La fixation provisoire de la date de cessation
Le jugement fixe une date de cessation des paiements à titre provisoire, conformément à la loi. Cette date est déterminée par le tribunal après audition du débiteur. « FIXE provisoirement au 26/03/2024 la date de cessation des paiements » (Dispositif). Cette fixation provisoire est une étape essentielle de la procédure. Elle permet d’encadrer la période suspecte et de sécuriser les actes passés durant cette période. La jurisprudence rappelle que « le tribunal fixe la date de cessation des paiements après avoir sollicité les observations du débiteur » (Cour d’appel de Montpellier, le 20 mai 2025, n°24/06212).
Les conséquences du constat d’absence de redressement
L’ouverture de la liquidation judiciaire
L’impossibilité de redressement conduit directement à l’ouverture d’une liquidation judiciaire. Le tribunal constate cette impossibilité après examen de la situation de l’entreprise. « CONSTATE l’état de cessation des paiements et l’impossibilité manifeste d’un redressement judiciaire » (Dispositif). Cette constatation est le fondement légal nécessaire pour prononcer la liquidation. Elle marque le passage d’une logique de préservation de l’activité à une logique de réalisation des actifs. Le tribunal écarte ainsi toute autre issue procédurale comme le redressement judiciaire.
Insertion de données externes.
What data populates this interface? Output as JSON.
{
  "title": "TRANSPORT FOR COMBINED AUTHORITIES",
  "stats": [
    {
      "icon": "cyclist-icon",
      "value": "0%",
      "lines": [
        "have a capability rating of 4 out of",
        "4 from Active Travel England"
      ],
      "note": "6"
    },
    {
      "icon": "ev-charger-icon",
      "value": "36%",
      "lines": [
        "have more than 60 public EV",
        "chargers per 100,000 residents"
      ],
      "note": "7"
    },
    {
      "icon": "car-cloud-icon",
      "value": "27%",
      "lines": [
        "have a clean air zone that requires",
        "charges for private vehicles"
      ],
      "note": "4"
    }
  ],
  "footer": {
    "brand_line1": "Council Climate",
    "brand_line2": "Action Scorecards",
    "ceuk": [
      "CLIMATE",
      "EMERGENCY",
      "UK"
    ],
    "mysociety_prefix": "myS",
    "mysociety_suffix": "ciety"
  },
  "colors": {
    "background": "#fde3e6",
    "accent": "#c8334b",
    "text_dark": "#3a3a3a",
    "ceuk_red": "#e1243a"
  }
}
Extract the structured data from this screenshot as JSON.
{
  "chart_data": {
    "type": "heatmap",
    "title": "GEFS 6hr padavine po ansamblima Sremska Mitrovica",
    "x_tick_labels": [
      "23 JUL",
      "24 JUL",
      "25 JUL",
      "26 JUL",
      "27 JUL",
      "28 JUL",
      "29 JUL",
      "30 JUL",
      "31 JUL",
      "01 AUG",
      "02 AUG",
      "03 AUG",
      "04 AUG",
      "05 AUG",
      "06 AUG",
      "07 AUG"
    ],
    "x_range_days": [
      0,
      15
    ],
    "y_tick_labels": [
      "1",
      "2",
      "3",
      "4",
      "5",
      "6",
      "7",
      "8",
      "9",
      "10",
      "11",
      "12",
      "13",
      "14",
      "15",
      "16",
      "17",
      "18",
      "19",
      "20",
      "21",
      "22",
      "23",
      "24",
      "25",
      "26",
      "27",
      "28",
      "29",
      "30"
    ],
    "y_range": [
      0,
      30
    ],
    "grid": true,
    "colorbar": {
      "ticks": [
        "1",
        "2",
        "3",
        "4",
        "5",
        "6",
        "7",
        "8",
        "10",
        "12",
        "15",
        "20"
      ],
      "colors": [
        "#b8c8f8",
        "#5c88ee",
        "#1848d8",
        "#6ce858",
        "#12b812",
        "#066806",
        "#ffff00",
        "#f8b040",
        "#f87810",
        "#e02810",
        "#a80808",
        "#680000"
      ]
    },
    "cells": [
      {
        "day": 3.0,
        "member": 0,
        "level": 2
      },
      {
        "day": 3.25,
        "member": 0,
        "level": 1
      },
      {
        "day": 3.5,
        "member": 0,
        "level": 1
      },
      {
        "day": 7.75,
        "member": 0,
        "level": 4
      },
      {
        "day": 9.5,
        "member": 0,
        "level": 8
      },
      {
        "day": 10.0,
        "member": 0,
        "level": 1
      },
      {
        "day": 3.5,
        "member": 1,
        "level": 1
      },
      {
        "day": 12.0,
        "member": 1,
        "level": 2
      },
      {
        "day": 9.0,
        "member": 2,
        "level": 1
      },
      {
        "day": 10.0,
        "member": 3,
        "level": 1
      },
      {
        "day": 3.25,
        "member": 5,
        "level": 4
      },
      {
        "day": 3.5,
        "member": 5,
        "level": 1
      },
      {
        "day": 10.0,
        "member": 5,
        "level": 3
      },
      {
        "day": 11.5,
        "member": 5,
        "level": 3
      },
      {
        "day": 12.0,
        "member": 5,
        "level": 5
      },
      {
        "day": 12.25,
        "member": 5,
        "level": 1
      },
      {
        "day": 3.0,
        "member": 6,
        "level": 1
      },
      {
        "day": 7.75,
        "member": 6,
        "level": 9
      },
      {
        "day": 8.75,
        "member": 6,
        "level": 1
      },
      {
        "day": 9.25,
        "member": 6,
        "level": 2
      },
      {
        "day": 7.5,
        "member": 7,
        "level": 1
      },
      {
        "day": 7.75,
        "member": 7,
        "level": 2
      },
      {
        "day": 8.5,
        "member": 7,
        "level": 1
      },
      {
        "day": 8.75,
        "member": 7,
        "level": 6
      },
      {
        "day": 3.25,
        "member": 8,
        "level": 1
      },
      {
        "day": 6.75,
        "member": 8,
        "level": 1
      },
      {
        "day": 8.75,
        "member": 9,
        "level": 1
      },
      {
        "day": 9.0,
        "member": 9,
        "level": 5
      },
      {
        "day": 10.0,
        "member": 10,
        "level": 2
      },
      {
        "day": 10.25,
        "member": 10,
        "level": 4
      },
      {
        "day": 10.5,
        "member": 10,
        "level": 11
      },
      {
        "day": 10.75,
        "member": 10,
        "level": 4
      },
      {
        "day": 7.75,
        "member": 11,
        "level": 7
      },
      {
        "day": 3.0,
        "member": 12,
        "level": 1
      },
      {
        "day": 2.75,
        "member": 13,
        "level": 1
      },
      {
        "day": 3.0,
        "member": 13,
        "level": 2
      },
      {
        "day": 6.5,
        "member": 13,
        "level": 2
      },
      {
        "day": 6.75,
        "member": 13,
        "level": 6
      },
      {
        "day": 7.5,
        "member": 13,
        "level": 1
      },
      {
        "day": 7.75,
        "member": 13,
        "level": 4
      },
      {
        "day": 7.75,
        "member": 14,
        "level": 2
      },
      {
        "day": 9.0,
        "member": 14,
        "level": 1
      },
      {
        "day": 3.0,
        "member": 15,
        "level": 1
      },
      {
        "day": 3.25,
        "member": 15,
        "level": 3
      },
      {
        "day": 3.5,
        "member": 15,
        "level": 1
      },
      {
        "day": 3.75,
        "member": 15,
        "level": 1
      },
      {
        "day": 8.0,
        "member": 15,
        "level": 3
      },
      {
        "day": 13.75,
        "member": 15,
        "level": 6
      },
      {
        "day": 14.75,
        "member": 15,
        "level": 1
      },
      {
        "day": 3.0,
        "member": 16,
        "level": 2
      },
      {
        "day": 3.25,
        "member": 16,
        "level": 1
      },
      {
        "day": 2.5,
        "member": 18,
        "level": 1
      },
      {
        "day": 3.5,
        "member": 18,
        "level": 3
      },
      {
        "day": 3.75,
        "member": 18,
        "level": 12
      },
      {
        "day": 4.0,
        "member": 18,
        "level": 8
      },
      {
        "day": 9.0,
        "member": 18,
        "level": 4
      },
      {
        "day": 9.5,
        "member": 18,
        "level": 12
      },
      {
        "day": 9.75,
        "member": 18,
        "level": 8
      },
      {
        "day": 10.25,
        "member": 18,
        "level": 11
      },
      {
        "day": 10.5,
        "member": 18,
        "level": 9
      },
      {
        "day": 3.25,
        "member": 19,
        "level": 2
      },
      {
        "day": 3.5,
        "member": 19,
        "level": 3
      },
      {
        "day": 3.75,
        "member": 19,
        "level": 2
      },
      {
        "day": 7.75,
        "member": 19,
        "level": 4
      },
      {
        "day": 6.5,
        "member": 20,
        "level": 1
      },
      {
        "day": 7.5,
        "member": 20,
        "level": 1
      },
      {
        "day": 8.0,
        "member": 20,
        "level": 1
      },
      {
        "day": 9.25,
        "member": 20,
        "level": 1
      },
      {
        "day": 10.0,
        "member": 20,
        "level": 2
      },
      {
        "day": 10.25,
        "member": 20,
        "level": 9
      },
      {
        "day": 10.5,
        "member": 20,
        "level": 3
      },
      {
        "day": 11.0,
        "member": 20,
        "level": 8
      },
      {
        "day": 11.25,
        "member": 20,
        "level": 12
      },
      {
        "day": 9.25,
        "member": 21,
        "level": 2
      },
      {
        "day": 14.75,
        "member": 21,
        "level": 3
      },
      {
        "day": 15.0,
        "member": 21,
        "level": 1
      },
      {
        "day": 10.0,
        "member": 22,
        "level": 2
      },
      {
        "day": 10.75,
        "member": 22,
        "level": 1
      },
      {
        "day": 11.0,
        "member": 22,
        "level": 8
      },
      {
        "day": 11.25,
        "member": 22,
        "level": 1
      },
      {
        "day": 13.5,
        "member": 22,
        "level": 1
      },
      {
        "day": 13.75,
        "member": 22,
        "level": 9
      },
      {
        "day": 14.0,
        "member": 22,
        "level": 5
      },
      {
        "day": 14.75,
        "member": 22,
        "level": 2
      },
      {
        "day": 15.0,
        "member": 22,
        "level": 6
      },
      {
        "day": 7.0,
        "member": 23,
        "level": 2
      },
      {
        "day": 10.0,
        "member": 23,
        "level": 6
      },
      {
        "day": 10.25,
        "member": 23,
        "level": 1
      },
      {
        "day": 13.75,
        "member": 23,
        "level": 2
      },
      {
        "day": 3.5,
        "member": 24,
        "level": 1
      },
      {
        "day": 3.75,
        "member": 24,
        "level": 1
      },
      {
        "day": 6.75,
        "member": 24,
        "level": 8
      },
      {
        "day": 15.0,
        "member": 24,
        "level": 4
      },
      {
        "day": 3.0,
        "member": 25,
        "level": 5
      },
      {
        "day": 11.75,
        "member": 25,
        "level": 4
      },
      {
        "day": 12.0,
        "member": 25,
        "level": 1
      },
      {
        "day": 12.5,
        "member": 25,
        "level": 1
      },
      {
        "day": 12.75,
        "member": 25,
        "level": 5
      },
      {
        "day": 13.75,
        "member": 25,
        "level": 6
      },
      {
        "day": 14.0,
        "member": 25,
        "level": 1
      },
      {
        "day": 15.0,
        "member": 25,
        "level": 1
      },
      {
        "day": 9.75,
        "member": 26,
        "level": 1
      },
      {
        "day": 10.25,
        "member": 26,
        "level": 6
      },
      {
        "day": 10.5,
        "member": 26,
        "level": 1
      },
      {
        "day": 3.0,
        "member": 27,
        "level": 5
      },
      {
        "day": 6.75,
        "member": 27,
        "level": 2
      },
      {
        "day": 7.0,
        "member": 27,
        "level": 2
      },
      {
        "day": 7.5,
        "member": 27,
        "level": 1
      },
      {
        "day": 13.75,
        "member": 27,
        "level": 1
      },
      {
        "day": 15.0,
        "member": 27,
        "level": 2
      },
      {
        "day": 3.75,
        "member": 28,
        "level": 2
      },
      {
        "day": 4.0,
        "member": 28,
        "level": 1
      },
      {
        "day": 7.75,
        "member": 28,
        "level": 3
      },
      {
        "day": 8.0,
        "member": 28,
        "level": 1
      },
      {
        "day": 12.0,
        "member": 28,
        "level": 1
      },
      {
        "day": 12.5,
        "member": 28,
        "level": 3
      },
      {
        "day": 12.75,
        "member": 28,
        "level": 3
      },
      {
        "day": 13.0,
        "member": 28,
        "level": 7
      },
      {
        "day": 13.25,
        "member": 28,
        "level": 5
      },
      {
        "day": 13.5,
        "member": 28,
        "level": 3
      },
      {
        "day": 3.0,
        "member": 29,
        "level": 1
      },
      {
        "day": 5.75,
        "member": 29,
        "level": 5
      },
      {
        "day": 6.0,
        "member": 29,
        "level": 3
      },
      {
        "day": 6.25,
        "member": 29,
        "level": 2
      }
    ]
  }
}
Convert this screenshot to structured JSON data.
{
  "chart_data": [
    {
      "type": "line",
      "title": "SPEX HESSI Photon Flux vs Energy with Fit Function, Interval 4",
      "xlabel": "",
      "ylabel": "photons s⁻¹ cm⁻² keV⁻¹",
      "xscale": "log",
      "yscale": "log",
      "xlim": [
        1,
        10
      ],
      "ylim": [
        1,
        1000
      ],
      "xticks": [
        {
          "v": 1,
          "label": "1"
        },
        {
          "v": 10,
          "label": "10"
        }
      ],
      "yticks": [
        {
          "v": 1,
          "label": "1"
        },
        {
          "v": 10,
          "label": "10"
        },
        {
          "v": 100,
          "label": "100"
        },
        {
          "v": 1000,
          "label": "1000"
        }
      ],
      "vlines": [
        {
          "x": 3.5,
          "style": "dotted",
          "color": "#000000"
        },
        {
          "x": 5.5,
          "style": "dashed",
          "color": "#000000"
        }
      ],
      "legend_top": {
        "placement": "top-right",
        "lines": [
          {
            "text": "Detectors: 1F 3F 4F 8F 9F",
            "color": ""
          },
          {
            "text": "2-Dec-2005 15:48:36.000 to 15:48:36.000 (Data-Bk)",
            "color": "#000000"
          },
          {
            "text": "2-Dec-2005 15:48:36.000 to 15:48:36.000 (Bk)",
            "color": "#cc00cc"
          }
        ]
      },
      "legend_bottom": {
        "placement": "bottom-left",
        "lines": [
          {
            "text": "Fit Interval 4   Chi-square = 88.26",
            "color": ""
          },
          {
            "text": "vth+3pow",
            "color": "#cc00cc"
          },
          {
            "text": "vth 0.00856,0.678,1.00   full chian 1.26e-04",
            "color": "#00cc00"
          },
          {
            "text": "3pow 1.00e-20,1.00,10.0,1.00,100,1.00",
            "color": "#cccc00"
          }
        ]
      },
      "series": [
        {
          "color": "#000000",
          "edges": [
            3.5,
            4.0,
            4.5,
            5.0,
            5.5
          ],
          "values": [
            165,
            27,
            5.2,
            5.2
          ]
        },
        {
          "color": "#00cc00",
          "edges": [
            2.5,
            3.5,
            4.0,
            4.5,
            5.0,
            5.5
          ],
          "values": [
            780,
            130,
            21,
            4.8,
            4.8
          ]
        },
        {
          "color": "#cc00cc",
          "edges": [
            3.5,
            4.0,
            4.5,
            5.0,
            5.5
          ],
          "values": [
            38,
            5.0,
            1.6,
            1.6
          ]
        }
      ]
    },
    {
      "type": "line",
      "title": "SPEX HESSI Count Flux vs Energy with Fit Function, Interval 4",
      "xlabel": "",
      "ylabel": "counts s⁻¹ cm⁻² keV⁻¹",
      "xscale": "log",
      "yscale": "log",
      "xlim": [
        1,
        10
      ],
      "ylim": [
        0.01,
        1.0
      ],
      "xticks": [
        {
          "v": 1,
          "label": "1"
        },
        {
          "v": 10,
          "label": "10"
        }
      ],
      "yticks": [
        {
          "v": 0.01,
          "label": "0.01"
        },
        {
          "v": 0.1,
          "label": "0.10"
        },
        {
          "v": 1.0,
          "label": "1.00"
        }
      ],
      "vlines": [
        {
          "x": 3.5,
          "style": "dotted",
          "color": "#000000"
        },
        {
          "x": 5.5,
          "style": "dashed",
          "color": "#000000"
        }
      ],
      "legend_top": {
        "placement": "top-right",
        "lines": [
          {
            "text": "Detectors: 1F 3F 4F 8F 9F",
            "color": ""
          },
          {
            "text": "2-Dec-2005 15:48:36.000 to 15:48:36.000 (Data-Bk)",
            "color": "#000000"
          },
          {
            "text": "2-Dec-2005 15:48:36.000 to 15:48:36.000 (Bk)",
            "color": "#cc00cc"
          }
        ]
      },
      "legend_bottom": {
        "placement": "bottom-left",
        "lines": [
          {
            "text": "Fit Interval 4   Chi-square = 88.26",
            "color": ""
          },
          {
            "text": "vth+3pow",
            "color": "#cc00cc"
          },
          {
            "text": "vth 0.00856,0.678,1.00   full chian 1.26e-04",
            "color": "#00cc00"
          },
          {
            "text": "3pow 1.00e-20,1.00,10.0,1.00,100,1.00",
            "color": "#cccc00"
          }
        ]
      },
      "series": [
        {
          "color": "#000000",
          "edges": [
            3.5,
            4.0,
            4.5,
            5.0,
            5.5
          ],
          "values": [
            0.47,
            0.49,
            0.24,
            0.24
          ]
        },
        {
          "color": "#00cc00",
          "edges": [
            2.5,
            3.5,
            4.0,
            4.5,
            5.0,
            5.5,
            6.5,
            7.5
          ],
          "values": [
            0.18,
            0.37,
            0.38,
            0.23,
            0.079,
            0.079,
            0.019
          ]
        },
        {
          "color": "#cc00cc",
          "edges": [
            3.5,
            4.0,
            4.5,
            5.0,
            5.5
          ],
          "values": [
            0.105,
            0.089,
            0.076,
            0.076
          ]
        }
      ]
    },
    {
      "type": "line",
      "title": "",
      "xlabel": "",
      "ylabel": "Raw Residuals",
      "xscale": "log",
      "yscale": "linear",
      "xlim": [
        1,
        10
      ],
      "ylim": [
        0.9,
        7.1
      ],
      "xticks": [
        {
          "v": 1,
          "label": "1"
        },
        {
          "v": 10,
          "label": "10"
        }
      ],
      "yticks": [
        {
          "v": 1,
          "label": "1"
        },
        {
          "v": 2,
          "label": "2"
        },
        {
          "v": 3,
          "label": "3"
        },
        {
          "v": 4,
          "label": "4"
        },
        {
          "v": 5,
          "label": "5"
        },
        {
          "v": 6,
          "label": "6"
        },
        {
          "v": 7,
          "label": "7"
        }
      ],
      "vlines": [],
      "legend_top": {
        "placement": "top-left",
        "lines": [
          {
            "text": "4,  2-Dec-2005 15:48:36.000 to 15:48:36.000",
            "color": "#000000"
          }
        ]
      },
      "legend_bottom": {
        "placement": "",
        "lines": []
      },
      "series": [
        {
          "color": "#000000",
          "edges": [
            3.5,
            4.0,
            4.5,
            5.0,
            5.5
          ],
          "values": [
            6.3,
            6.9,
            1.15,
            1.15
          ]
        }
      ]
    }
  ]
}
L’organisation de la procédure de liquidation
Le jugement organise immédiatement les premières étapes de la liquidation pour en assurer l’efficacité. Il désigne les mandataires de justice et fixe des délais impératifs pour leurs missions. « DESIGNE Monsieur [I] [B], en qualité de juge-commissaire » et « FIXE à douze mois (…) le délai dans lequel le liquidateur devra établir la liste des créances » (Dispositif). Ces mesures permettent une mise en œuvre rapide et ordonnée de la procédure. Elles visent à protéger les intérêts des créanciers et à assurer une bonne administration de la masse. L’exécution provisoire ordonnée renforce l’effectivité de ces dispositions.